If Microsoft doesn't fix this then we aren't sure what we'll do for an Analytics solution since this was a huge help with understand which locations were access a SharePoint site, which weren't, in turn this helped sell the benefits of SharePoint to our Partners so we could get more buy in for a larger corporate intranet or more sites.

 

Access Forbidden.PNG

 

 

 

christoffeldg
Helper I

This is an issue, Microsoft can't just suddenly remove a feature people have been using for so long.

 

What trust can we have in a reliable service if that's the case?

 

Must we be scared that all our graph/Power BI applications will suddenly stop working tomorrow? Not a great message for customers.

ergore
Regular Visitor

As @v-qiuyu-msft mentioned earlier, Graph has some custom Auth requirements beyond the usual "Organization Account" login. Even before, most scenarios would encounter this.
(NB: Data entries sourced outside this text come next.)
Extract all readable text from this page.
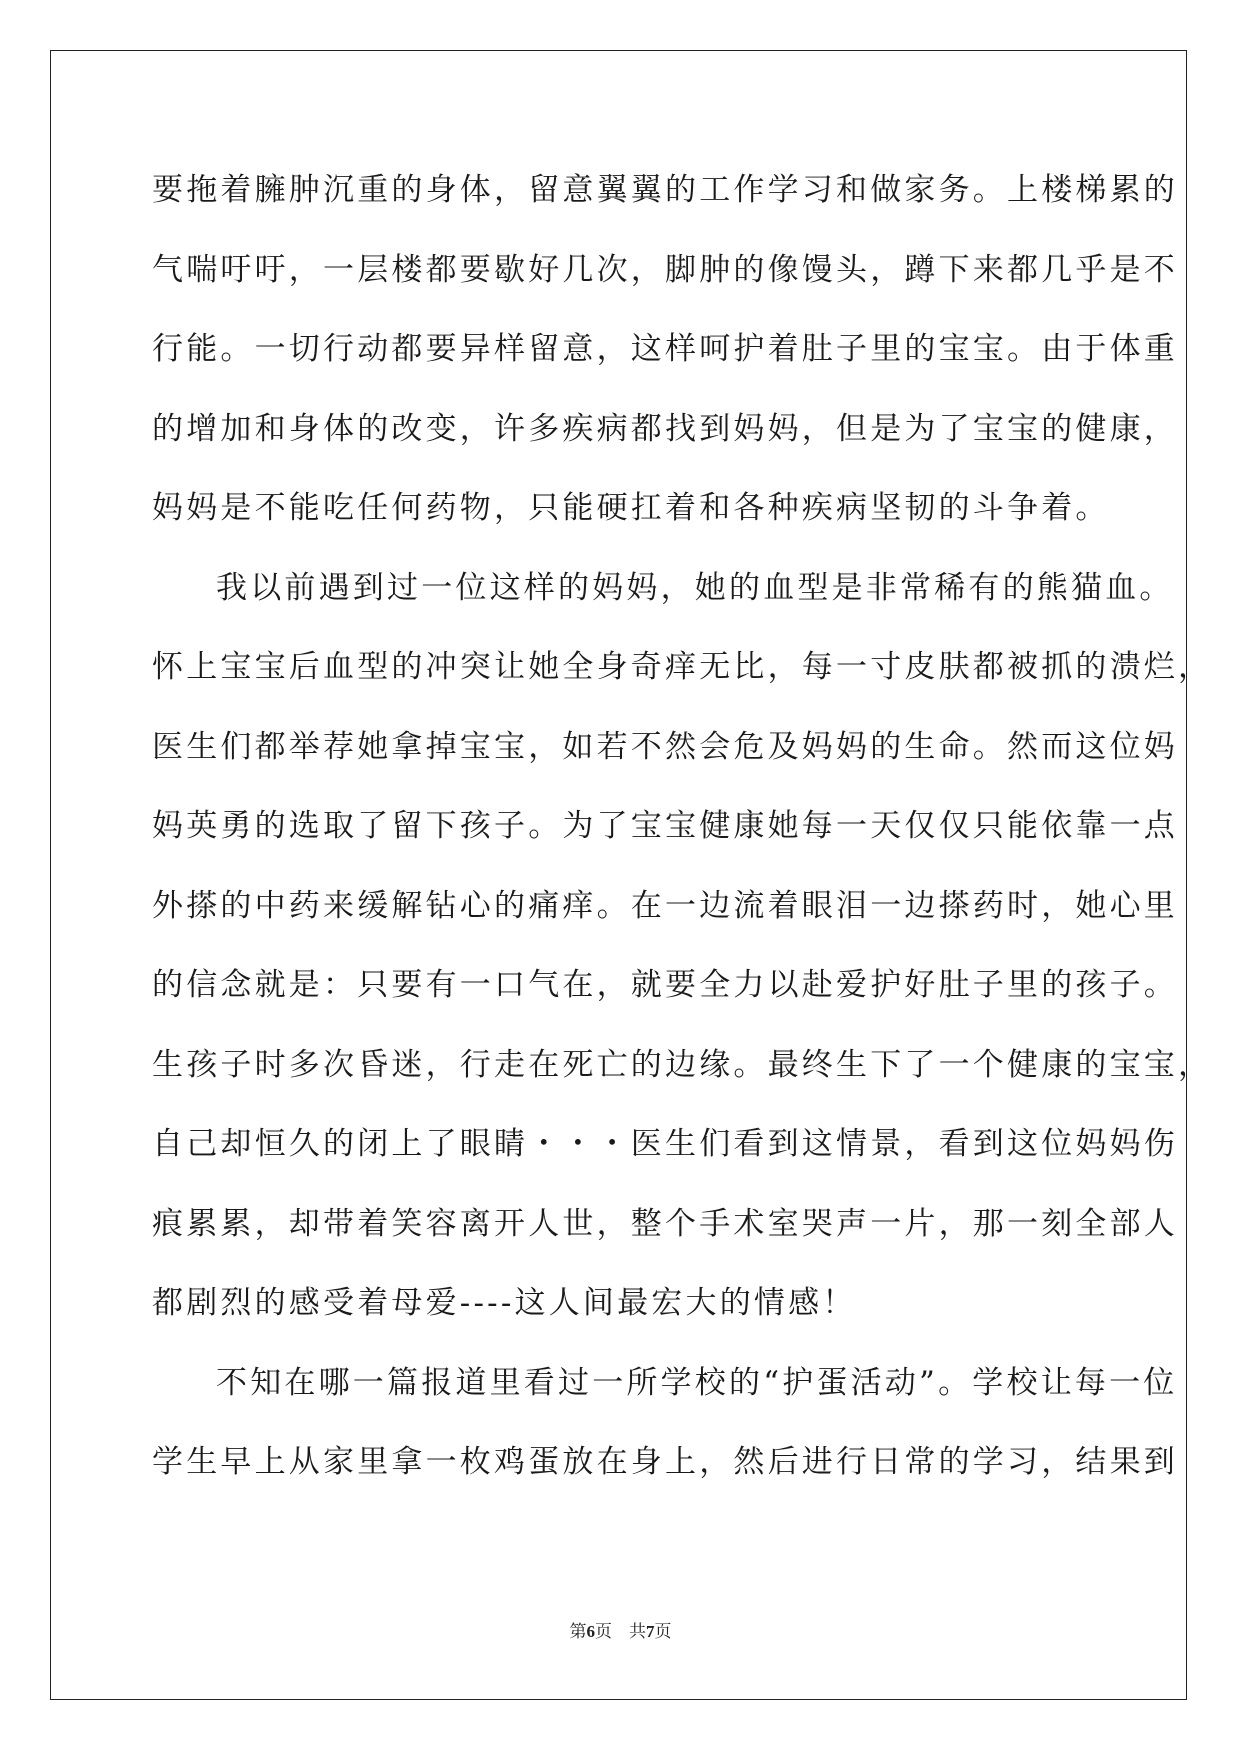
要拖着臃肿沉重的身体，留意翼翼的工作学习和做家务。上楼梯累的
气喘吁吁，一层楼都要歇好几次，脚肿的像馒头，蹲下来都几乎是不
行能。一切行动都要异样留意，这样呵护着肚子里的宝宝。由于体重
的增加和身体的改变，许多疾病都找到妈妈，但是为了宝宝的健康，
妈妈是不能吃任何药物，只能硬扛着和各种疾病坚韧的斗争着。
我以前遇到过一位这样的妈妈，她的血型是非常稀有的熊猫血。
怀上宝宝后血型的冲突让她全身奇痒无比，每一寸皮肤都被抓的溃烂，
医生们都举荐她拿掉宝宝，如若不然会危及妈妈的生命。然而这位妈
妈英勇的选取了留下孩子。为了宝宝健康她每一天仅仅只能依靠一点
外搽的中药来缓解钻心的痛痒。在一边流着眼泪一边搽药时，她心里
的信念就是：只要有一口气在，就要全力以赴爱护好肚子里的孩子。
生孩子时多次昏迷，行走在死亡的边缘。最终生下了一个健康的宝宝，
自己却恒久的闭上了眼睛・・・医生们看到这情景，看到这位妈妈伤
痕累累，却带着笑容离开人世，整个手术室哭声一片，那一刻全部人
都剧烈的感受着母爱----这人间最宏大的情感！
不知在哪一篇报道里看过一所学校的“护蛋活动”。学校让每一位
学生早上从家里拿一枚鸡蛋放在身上，然后进行日常的学习，结果到
第6页　共7页
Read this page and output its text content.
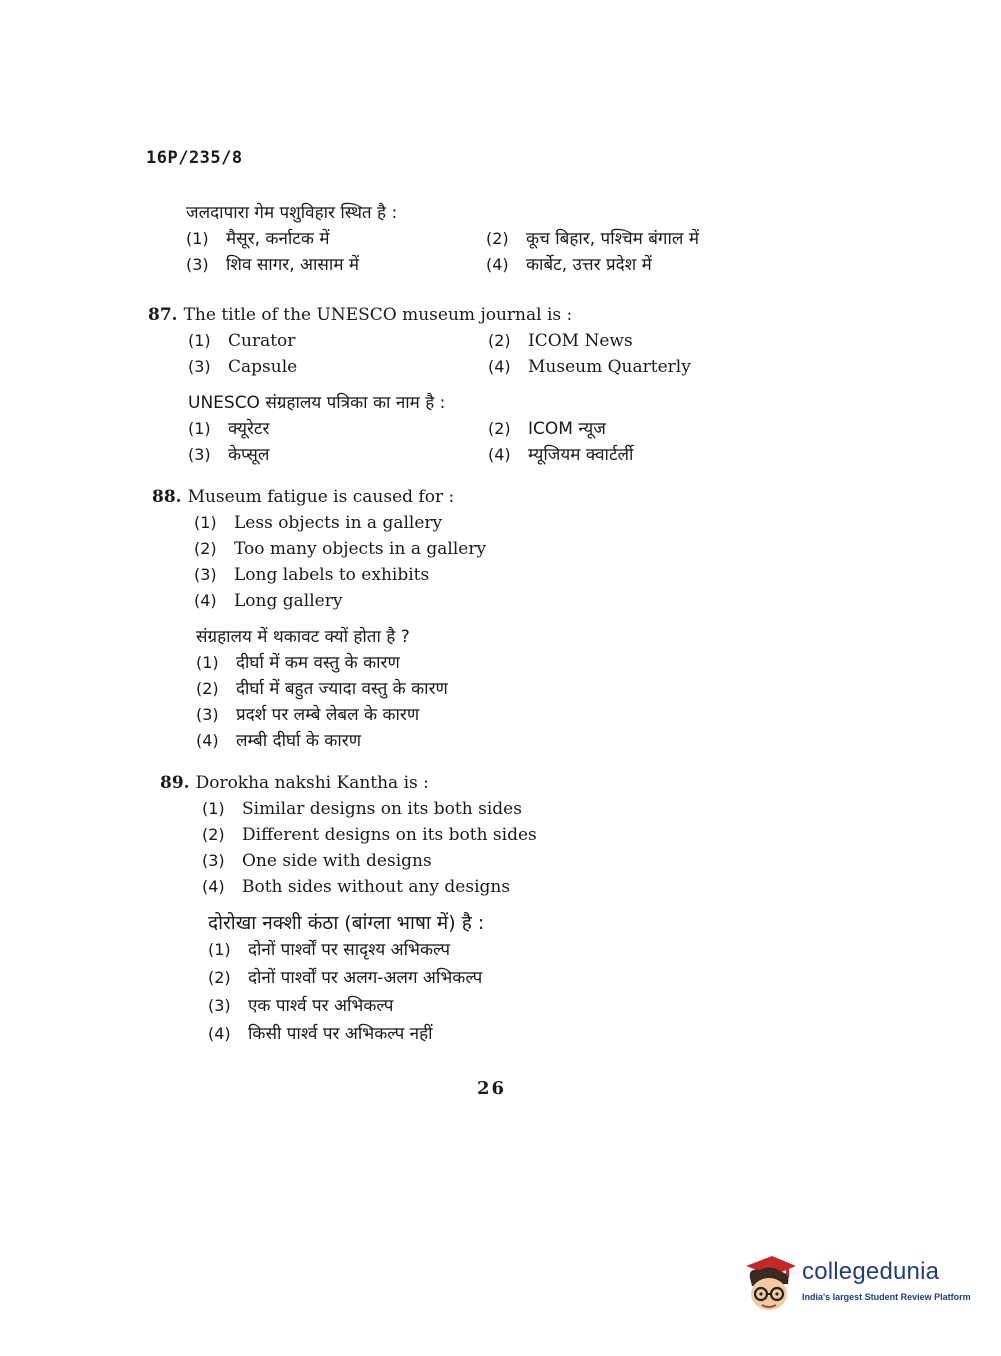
16P/235/8
जलदापारा गेम पशुविहार स्थित है :
(1) मैसूर, कर्नाटक में	(2) कूच बिहार, पश्चिम बंगाल में
(3) शिव सागर, आसाम में	(4) कार्बेट, उत्तर प्रदेश में
87. The title of the UNESCO museum journal is :
(1) Curator	(2) ICOM News
(3) Capsule	(4) Museum Quarterly
UNESCO संग्रहालय पत्रिका का नाम है :
(1) क्यूरेटर	(2) ICOM न्यूज
(3) केप्सूल	(4) म्यूजियम क्वार्टर्ली
88. Museum fatigue is caused for :
(1) Less objects in a gallery
(2) Too many objects in a gallery
(3) Long labels to exhibits
(4) Long gallery
संग्रहालय में थकावट क्यों होता है ?
(1) दीर्घा में कम वस्तु के कारण
(2) दीर्घा में बहुत ज्यादा वस्तु के कारण
(3) प्रदर्श पर लम्बे लेबल के कारण
(4) लम्बी दीर्घा के कारण
89. Dorokha nakshi Kantha is :
(1) Similar designs on its both sides
(2) Different designs on its both sides
(3) One side with designs
(4) Both sides without any designs
दोरोखा नक्शी कंठा (बांग्ला भाषा में) है :
(1) दोनों पार्श्वों पर सादृश्य अभिकल्प
(2) दोनों पार्श्वों पर अलग-अलग अभिकल्प
(3) एक पार्श्व पर अभिकल्प
(4) किसी पार्श्व पर अभिकल्प नहीं
26
collegedunia
India's largest Student Review Platform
My own observations from a few months ago were that while the top-level "me" resource and a small number of resources reachable from that worked, the vast majority of resources have always produced this error. Something must have changed on Graph's side for all resources to be producing this error now.

 

Getting Power BI to use a custom Auth flow is possible by creating a custom Data Connector. We actually have a tutorial specifically for creating a basic sample Graph connector. If you are interested in a dedicated Graph connector, feel free to upvote the idea on UserVoice

christoffeldg
Helper I

@ergore 

Actually, that's exactly the reason why this should work. Because this function was scoped for users it was possible to delegate this to them, instead of forcing us in managing many app registrations for simple read access requests.

 

Perhaps in smaller companies this is not a big issue. However, we have a tenant of 200 000 users. Any change you make, no matter how slightly, will have massive impact. 

 

Even if it was a mistake to allow it, please don't change functionality on a whim and at least inform in advance so this is properly communicated.

ergore
Regular Visitor

To clarify, no functionality related to this was changed in Power BI; something must have changed in Graph. I'm not sure what you mean by the function being scoped for users. My understanding was that a Graph application has to explicitly request specific permissions at authentication time, and this is what gets delegated to users when they login. Since the generic OData connector wouldn't know to do that, there wouldn't be anything to delegate. I'm not aware of any way to request additional permissions in Graph without changing the client application; I would be surprised if one existed.

blittle
Regular Visitor

We'll, we've been running this report since August 2017 without any issues and as of a few weeks ago I wasn't able to connect to graph using my personal credentials and I could before, so I'm not sure what changed and where it changed. 

 

Anonymous
Not applicable

@ergore i appreciate your help.. Only issue is, I am not a developer, i used to be able to connect to graph with provided tooling.. Now i need to learn a LOT of new technology, new paradigms, fundamentals to coding and programming, auth flows etc just to connect and get some basic info..

 

crap.. microsoft.. crap..

jevgenijmart
Regular Visitor

I ended up creating PowerShell script, which downloads required info, saves it to CSV file and then I use CSV file in Power BI instead of direct connection to Graph API.

 

Apparently scheduled script can successfully authenticate to Graph API using saved credentials, but Power BI has "auth challenges", even in Dekstop mode.

christoffeldg
Helper I

@ergore

What I meant with user scoped is that any user could access this data without following a formal process to receive an app id. Which is, as you imagine for big companies that use a single tenant, not so straightforward.

 

Anyway, from your message I understood this is not the right board to request this to be fixed but we should request graph api support for help?